Aberrant activation of oncogenic signals, ERK1/2 and AKT/mTOR in chondrosarcomas may sustain cell proliferation and survival. In line with this, it has been reported that treatment of rat chondrosarcoma cells with mTOR inhibitor, everolimus blocked cell proliferation and tumor progression . Owing to the role of ERK1/2 and AKT/mTOR in cell proliferation and survival, and given that inhibition of EGFR strongly decreased the constitutive activation of these pathways, we investigated a potential effect of AG1478 on cell survival and proliferation. We found that the TKI induced apoptosis in chondrosarcoma cells as evidenced by activation of Caspase-3 and cleavage of PARP, indicating that EGFR activation is required for chondrosarcoma survival.

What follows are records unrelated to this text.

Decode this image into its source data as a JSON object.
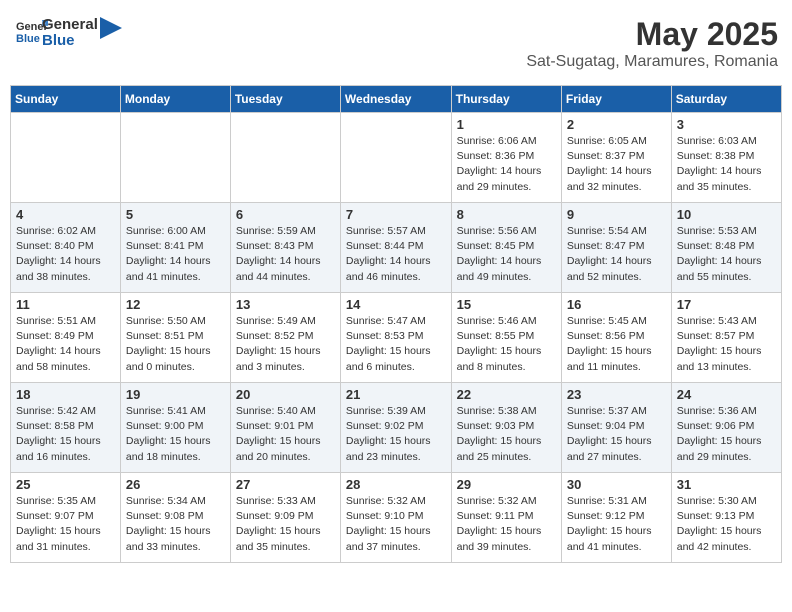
{
  "header": {
    "logo_general": "General",
    "logo_blue": "Blue",
    "title": "May 2025",
    "subtitle": "Sat-Sugatag, Maramures, Romania"
  },
  "weekdays": [
    "Sunday",
    "Monday",
    "Tuesday",
    "Wednesday",
    "Thursday",
    "Friday",
    "Saturday"
  ],
  "weeks": [
    [
      {
        "day": "",
        "info": ""
      },
      {
        "day": "",
        "info": ""
      },
      {
        "day": "",
        "info": ""
      },
      {
        "day": "",
        "info": ""
      },
      {
        "day": "1",
        "info": "Sunrise: 6:06 AM\nSunset: 8:36 PM\nDaylight: 14 hours\nand 29 minutes."
      },
      {
        "day": "2",
        "info": "Sunrise: 6:05 AM\nSunset: 8:37 PM\nDaylight: 14 hours\nand 32 minutes."
      },
      {
        "day": "3",
        "info": "Sunrise: 6:03 AM\nSunset: 8:38 PM\nDaylight: 14 hours\nand 35 minutes."
      }
    ],
    [
      {
        "day": "4",
        "info": "Sunrise: 6:02 AM\nSunset: 8:40 PM\nDaylight: 14 hours\nand 38 minutes."
      },
      {
        "day": "5",
        "info": "Sunrise: 6:00 AM\nSunset: 8:41 PM\nDaylight: 14 hours\nand 41 minutes."
      },
      {
        "day": "6",
        "info": "Sunrise: 5:59 AM\nSunset: 8:43 PM\nDaylight: 14 hours\nand 44 minutes."
      },
      {
        "day": "7",
        "info": "Sunrise: 5:57 AM\nSunset: 8:44 PM\nDaylight: 14 hours\nand 46 minutes."
      },
      {
        "day": "8",
        "info": "Sunrise: 5:56 AM\nSunset: 8:45 PM\nDaylight: 14 hours\nand 49 minutes."
      },
      {
        "day": "9",
        "info": "Sunrise: 5:54 AM\nSunset: 8:47 PM\nDaylight: 14 hours\nand 52 minutes."
      },
      {
        "day": "10",
        "info": "Sunrise: 5:53 AM\nSunset: 8:48 PM\nDaylight: 14 hours\nand 55 minutes."
      }
    ],
    [
      {
        "day": "11",
        "info": "Sunrise: 5:51 AM\nSunset: 8:49 PM\nDaylight: 14 hours\nand 58 minutes."
      },
      {
        "day": "12",
        "info": "Sunrise: 5:50 AM\nSunset: 8:51 PM\nDaylight: 15 hours\nand 0 minutes."
      },
      {
        "day": "13",
        "info": "Sunrise: 5:49 AM\nSunset: 8:52 PM\nDaylight: 15 hours\nand 3 minutes."
      },
      {
        "day": "14",
        "info": "Sunrise: 5:47 AM\nSunset: 8:53 PM\nDaylight: 15 hours\nand 6 minutes."
      },
      {
        "day": "15",
        "info": "Sunrise: 5:46 AM\nSunset: 8:55 PM\nDaylight: 15 hours\nand 8 minutes."
      },
      {
        "day": "16",
        "info": "Sunrise: 5:45 AM\nSunset: 8:56 PM\nDaylight: 15 hours\nand 11 minutes."
      },
      {
        "day": "17",
        "info": "Sunrise: 5:43 AM\nSunset: 8:57 PM\nDaylight: 15 hours\nand 13 minutes."
      }
    ],
    [
      {
        "day": "18",
        "info": "Sunrise: 5:42 AM\nSunset: 8:58 PM\nDaylight: 15 hours\nand 16 minutes."
      },
      {
        "day": "19",
        "info": "Sunrise: 5:41 AM\nSunset: 9:00 PM\nDaylight: 15 hours\nand 18 minutes."
      },
      {
        "day": "20",
        "info": "Sunrise: 5:40 AM\nSunset: 9:01 PM\nDaylight: 15 hours\nand 20 minutes."
      },
      {
        "day": "21",
        "info": "Sunrise: 5:39 AM\nSunset: 9:02 PM\nDaylight: 15 hours\nand 23 minutes."
      },
      {
        "day": "22",
        "info": "Sunrise: 5:38 AM\nSunset: 9:03 PM\nDaylight: 15 hours\nand 25 minutes."
      },
      {
        "day": "23",
        "info": "Sunrise: 5:37 AM\nSunset: 9:04 PM\nDaylight: 15 hours\nand 27 minutes."
      },
      {
        "day": "24",
        "info": "Sunrise: 5:36 AM\nSunset: 9:06 PM\nDaylight: 15 hours\nand 29 minutes."
      }
    ],
    [
      {
        "day": "25",
        "info": "Sunrise: 5:35 AM\nSunset: 9:07 PM\nDaylight: 15 hours\nand 31 minutes."
      },
      {
        "day": "26",
        "info": "Sunrise: 5:34 AM\nSunset: 9:08 PM\nDaylight: 15 hours\nand 33 minutes."
      },
      {
        "day": "27",
        "info": "Sunrise: 5:33 AM\nSunset: 9:09 PM\nDaylight: 15 hours\nand 35 minutes."
      },
      {
        "day": "28",
        "info": "Sunrise: 5:32 AM\nSunset: 9:10 PM\nDaylight: 15 hours\nand 37 minutes."
      },
      {
        "day": "29",
        "info": "Sunrise: 5:32 AM\nSunset: 9:11 PM\nDaylight: 15 hours\nand 39 minutes."
      },
      {
        "day": "30",
        "info": "Sunrise: 5:31 AM\nSunset: 9:12 PM\nDaylight: 15 hours\nand 41 minutes."
      },
      {
        "day": "31",
        "info": "Sunrise: 5:30 AM\nSunset: 9:13 PM\nDaylight: 15 hours\nand 42 minutes."
      }
    ]
  ]
}
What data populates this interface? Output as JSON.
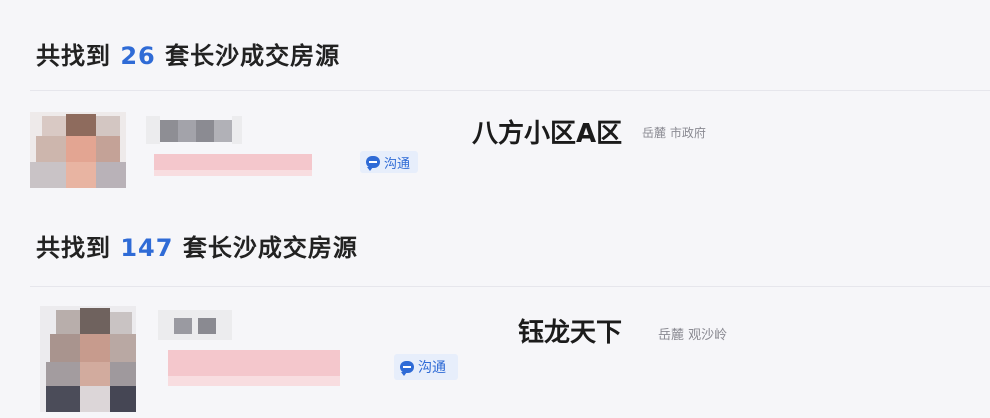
{
  "results": [
    {
      "prefix": "共找到",
      "count": "26",
      "suffix": "套长沙成交房源",
      "agent": {
        "chat_label": "沟通"
      },
      "estate": {
        "name": "八方小区A区",
        "district": "岳麓",
        "sub_area": "市政府"
      }
    },
    {
      "prefix": "共找到",
      "count": "147",
      "suffix": "套长沙成交房源",
      "agent": {
        "chat_label": "沟通"
      },
      "estate": {
        "name": "钰龙天下",
        "district": "岳麓",
        "sub_area": "观沙岭"
      }
    }
  ],
  "colors": {
    "accent": "#2f6bd6",
    "background": "#f6f6f9",
    "chat_button_bg": "#e7eefb",
    "name_blur": "#f4c7cc"
  }
}
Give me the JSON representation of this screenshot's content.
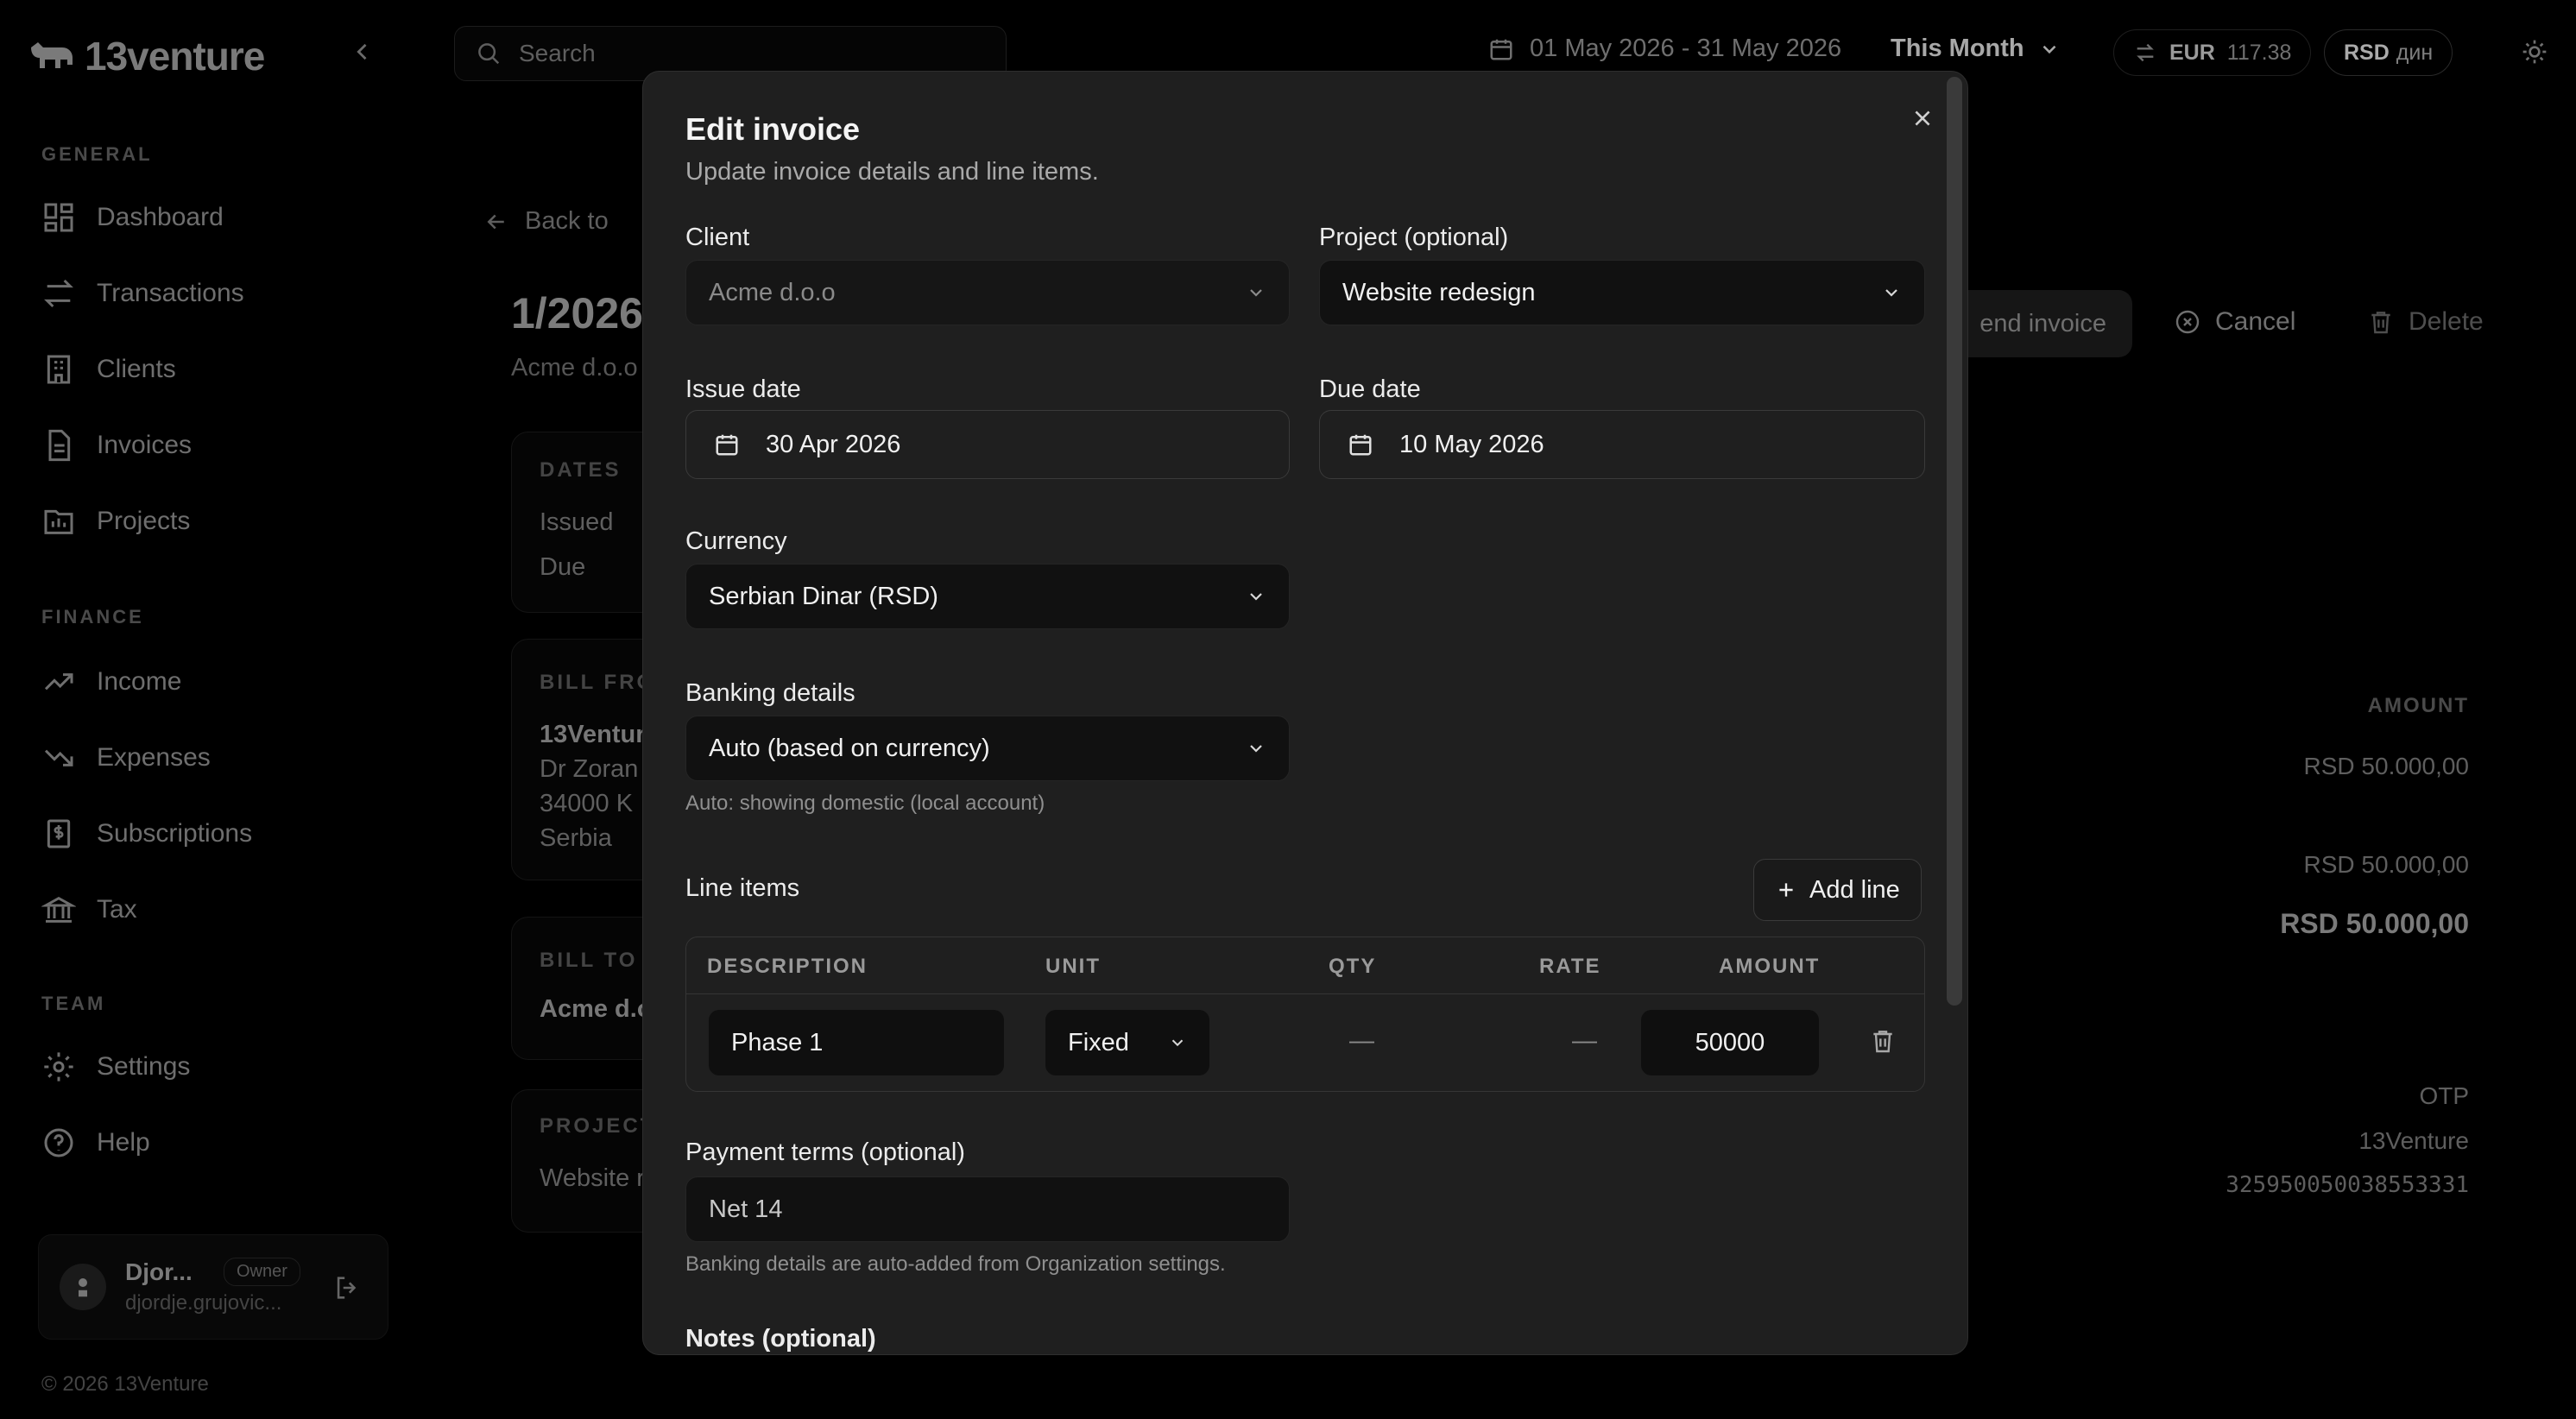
{
  "app": {
    "brand": "13venture",
    "search_placeholder": "Search",
    "date_range": "01 May 2026 - 31 May 2026",
    "period": "This Month",
    "fx": {
      "label": "EUR",
      "value": "117.38"
    },
    "currency": {
      "code": "RSD",
      "symbol": "дин"
    },
    "copyright": "© 2026 13Venture"
  },
  "sidebar": {
    "sections": [
      {
        "title": "GENERAL",
        "items": [
          "Dashboard",
          "Transactions",
          "Clients",
          "Invoices",
          "Projects"
        ]
      },
      {
        "title": "FINANCE",
        "items": [
          "Income",
          "Expenses",
          "Subscriptions",
          "Tax"
        ]
      },
      {
        "title": "TEAM",
        "items": [
          "Settings",
          "Help"
        ]
      }
    ],
    "user": {
      "name": "Djor...",
      "email": "djordje.grujovic...",
      "role": "Owner"
    }
  },
  "page": {
    "back_label": "Back to",
    "invoice_number": "1/2026",
    "client_name": "Acme d.o.o",
    "actions": {
      "send": "end invoice",
      "cancel": "Cancel",
      "delete": "Delete"
    },
    "cards": {
      "dates": {
        "label": "DATES",
        "issued": "Issued",
        "due": "Due"
      },
      "bill_from": {
        "label": "BILL FROM",
        "name": "13Ventur",
        "lines": [
          "Dr Zoran",
          "34000 K",
          "Serbia"
        ]
      },
      "bill_to": {
        "label": "BILL TO",
        "name": "Acme d.o"
      },
      "project": {
        "label": "PROJECT",
        "name": "Website r"
      }
    },
    "amount_header": "AMOUNT",
    "amounts": {
      "line": "RSD 50.000,00",
      "subtotal": "RSD 50.000,00",
      "total": "RSD 50.000,00"
    },
    "bank": {
      "bank_name": "OTP",
      "holder": "13Venture",
      "account": "325950050038553331"
    }
  },
  "modal": {
    "title": "Edit invoice",
    "subtitle": "Update invoice details and line items.",
    "client": {
      "label": "Client",
      "value": "Acme d.o.o"
    },
    "project": {
      "label": "Project (optional)",
      "value": "Website redesign"
    },
    "issue_date": {
      "label": "Issue date",
      "value": "30 Apr 2026"
    },
    "due_date": {
      "label": "Due date",
      "value": "10 May 2026"
    },
    "currency": {
      "label": "Currency",
      "value": "Serbian Dinar (RSD)"
    },
    "banking": {
      "label": "Banking details",
      "value": "Auto (based on currency)",
      "hint": "Auto: showing domestic (local account)"
    },
    "line_items": {
      "label": "Line items",
      "add_label": "Add line",
      "columns": [
        "DESCRIPTION",
        "UNIT",
        "QTY",
        "RATE",
        "AMOUNT"
      ],
      "rows": [
        {
          "description": "Phase 1",
          "unit": "Fixed",
          "qty": "—",
          "rate": "—",
          "amount": "50000"
        }
      ]
    },
    "payment_terms": {
      "label": "Payment terms (optional)",
      "value": "Net 14",
      "hint": "Banking details are auto-added from Organization settings."
    },
    "notes": {
      "label": "Notes (optional)"
    }
  }
}
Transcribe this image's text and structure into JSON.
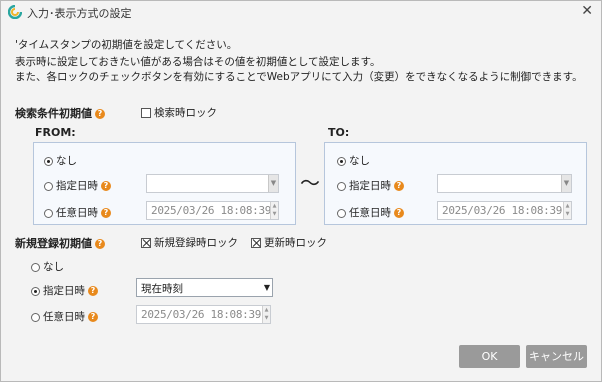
{
  "window": {
    "title": "入力･表示方式の設定"
  },
  "description": {
    "line1": "'タイムスタンプの初期値を設定してください。",
    "line2": "表示時に設定しておきたい値がある場合はその値を初期値として設定します。",
    "line3": "また、各ロックのチェックボタンを有効にすることでWebアプリにて入力（変更）をできなくなるように制御できます。"
  },
  "search": {
    "title": "検索条件初期値",
    "lock_label": "検索時ロック",
    "lock_checked": false,
    "from": {
      "label": "FROM:",
      "none_label": "なし",
      "specified_label": "指定日時",
      "specified_value": "",
      "arbitrary_label": "任意日時",
      "arbitrary_value": "2025/03/26 18:08:39",
      "selected": "none"
    },
    "tilde": "〜",
    "to": {
      "label": "TO:",
      "none_label": "なし",
      "specified_label": "指定日時",
      "specified_value": "",
      "arbitrary_label": "任意日時",
      "arbitrary_value": "2025/03/26 18:08:39",
      "selected": "none"
    }
  },
  "new_registration": {
    "title": "新規登録初期値",
    "new_lock_label": "新規登録時ロック",
    "new_lock_checked": true,
    "update_lock_label": "更新時ロック",
    "update_lock_checked": true,
    "none_label": "なし",
    "specified_label": "指定日時",
    "specified_value": "現在時刻",
    "arbitrary_label": "任意日時",
    "arbitrary_value": "2025/03/26 18:08:39",
    "selected": "specified"
  },
  "buttons": {
    "ok": "OK",
    "cancel": "キャンセル"
  },
  "icons": {
    "help": "?",
    "close": "✕",
    "dropdown": "▼"
  },
  "colors": {
    "help_badge": "#e8891c",
    "button_bg": "#9a9a9a",
    "panel_bg": "#f6f9fd",
    "panel_border": "#b6c6dc"
  }
}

We showed that AG1478 inhibits the proliferation of chondrosarcoma cells. Given that ERK1/2 pathway has a pivotal role in facilitating cell proliferation and cycle progression by activating cell cycle regulatory proteins during G0/G1 , we analyzed whether the TKI impairs cell cycle progression. Our data revealed that inhibition of EGFR by AG1478 produced arrest in the G0/G1 phase, suggesting that AG1478 exerts growth-inhibitory effects in chondrosarcoma cells by causing G0/G1 cell cycle arrest probably through inhibition of ERK1/2 signaling.
Our data indicated that cyclin D1 is up-regulated in chondrosarcoma cells. Given that, overexpression of cyclin D1 is correlated with tumor differentiation, poor survival, increased metastasis and resistance to certain cytotoxic drugs including tamoxifen [24–27] targeting cyclin D may be considered as an effective strategy for the treatment of chondrosarcoma. In line with this, the results obtained in the present study revealed that inhibition of EGFR activation with AG1478 induces inhibition of cyclin D1 expression. In addition, we showed that AG1478 treatment of chondrosarcoma cells strongly induced the expression of the cyclin/cdk inhibitor p27kip1. Of note, increased levels of p27kip1 protein typically cause cells to arrest in G1 phase by inhibiting the catalytic activity of cdks. In line with this, our results showed that treatment with AG1478 produced cell cycle arrest at G0/G1 phase. Interestingly, it has been reported that overexpression of EGFR in cancer cells plays a role in accelerated proteolysis of p27 protein and allow the cancer cells to undergo rapid division and uncontrolled proliferation . Accordingly, inhibition of the EGF receptor with AG1478 increased the levels of p27kip1 protein in chondrosarcoma cells.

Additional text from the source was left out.